I've heard games be described as agency fantasies. It's taken me a while to unspool that thought -- a game is a simulation, so nothing that happens in it matters. Why should I care about the suffering of a fictional character, the death of a fictional world, getting one ending over another? I know not to, but I still want agency.

Agency-as-Student is a tenet-in-development. The games I want to play are agency fantasies of exploration and learning. I can read an incredible book and learn something new. The world is full of great writing sharing great perspectives. A book is a guided tour; when we're in tune, I am exploring and learning hand in hand with its author.

Games can respond to what I want to learn. The agency I have is over my own exploration and learning, my own experience. The agency fantasy is not the fantasy that what I do has an effect on a virtual world without meaning, but the fantasy that I can choose what happens to me, and that I can design my own experience around what I care about.

(Let's not get into the topic of multiplayer games today.)

droqen

#1
See Time Loop Nihilism.

If there are no material consequences, why do my actions matter?

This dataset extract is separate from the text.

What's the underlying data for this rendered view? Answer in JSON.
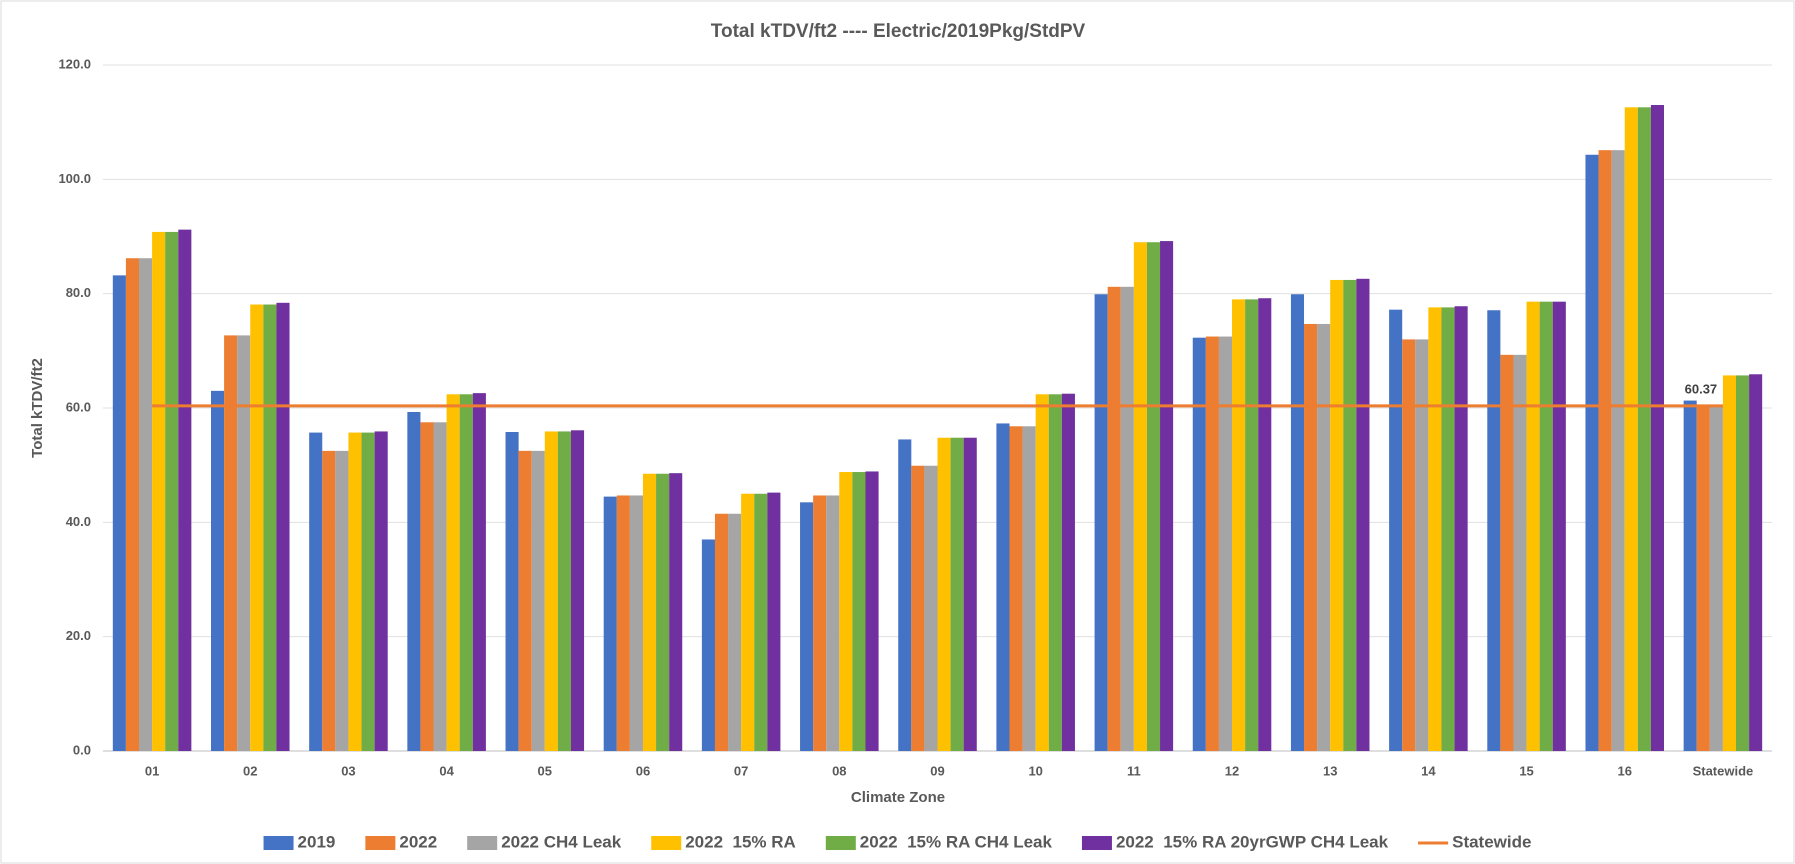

Being "stuck in a time loop" is a specific case of the more general "embodied in a space with no consequences". The conclusions drawn in that thread and explored in Geller's video effectively come down to - you as an individual are still impacted; you are outside of that consequence-free space; the impacts on you are what is meaningful, not what happens inside.

The question of "What agency?" in game as agency fantasy must ultimately be answered with "Agency over self."